An open source project from Data to AI Lab at MIT.
A library for generative modeling and evaluation of synthetic household-level electricity load timeseries. This package is still under active development.
- Documentation: (tbd)
EnData is a library built for generating synthetic household-level electric load and generation timeseries. EnData supports a variety of generative time series models that can be used to train a time series data generator from scratch on a user-defined dataset. Additionally, EnData provides functionality for loading pre-trained model checkpoints that can be used to generate data instantly. Trained models can be evaluated using a series of metrics and visualizations also implemented here.
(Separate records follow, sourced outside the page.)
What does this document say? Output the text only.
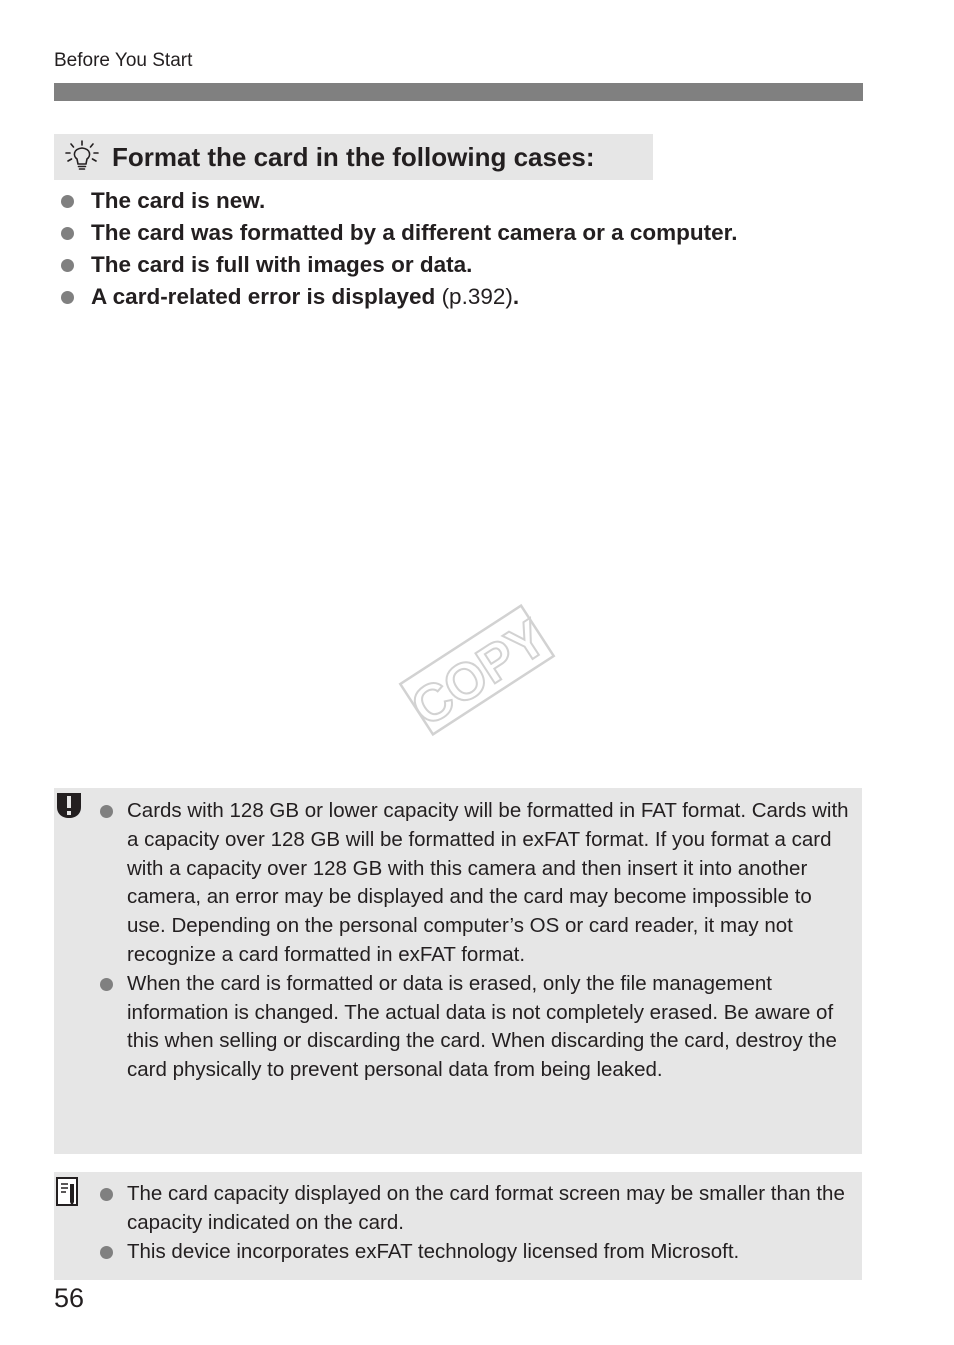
Before You Start
Format the card in the following cases:
The card is new.
The card was formatted by a different camera or a computer.
The card is full with images or data.
A card-related error is displayed (p.392) .
COPY
Cards with 128 GB or lower capacity will be formatted in FAT format. Cards with a capacity over 128 GB will be formatted in exFAT format. If you format a card with a capacity over 128 GB with this camera and then insert it into another camera, an error may be displayed and the card may become impossible to use. Depending on the personal computer’s OS or card reader, it may not recognize a card formatted in exFAT format.
When the card is formatted or data is erased, only the file management information is changed. The actual data is not completely erased. Be aware of this when selling or discarding the card. When discarding the card, destroy the card physically to prevent personal data from being leaked.
The card capacity displayed on the card format screen may be smaller than the capacity indicated on the card.
This device incorporates exFAT technology licensed from Microsoft.
56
These supported models include:
Feel free to look at our tutorial notebooks to get started.
EnData has been developed and tested on Python 3.9, Python 3.10 and Python 3.11.
Also, although it is not strictly required, the usage of a virtualenv is highly recommended in order to avoid interfering with other software installed in the system in which EnData is run.
These are the minimum commands needed to create a virtualenv using python3.8 for EnData:
pip install virtualenv
virtualenv -p $(which python3.8) EnData-venv
Afterwards, you have to execute this command to activate the virtualenv:
source EnData-venv/bin/activate
Remember to execute it every time you start a new console to work on EnData!
If you want to reproduce our models from scratch, you will need to download the PecanStreet DataPort dataset and place it under the path specified in your pecanstreet.yaml
. Specifically you will require the following files:
- 15minute_data_austin.csv
- 15minute_data_california.csv
- 15minute_data_newyork.csv
- metadata.csv
If you want to train models using the Open Power Systems dataset, you will need to download the following file:
- household_data_15min_singleindex.csv
and again place it under the path specified in openpower.yaml
. For instructions and dataset usage terms, please refer to the data provider's websites.
New models, new evaluation functionality and new datasets coming soon!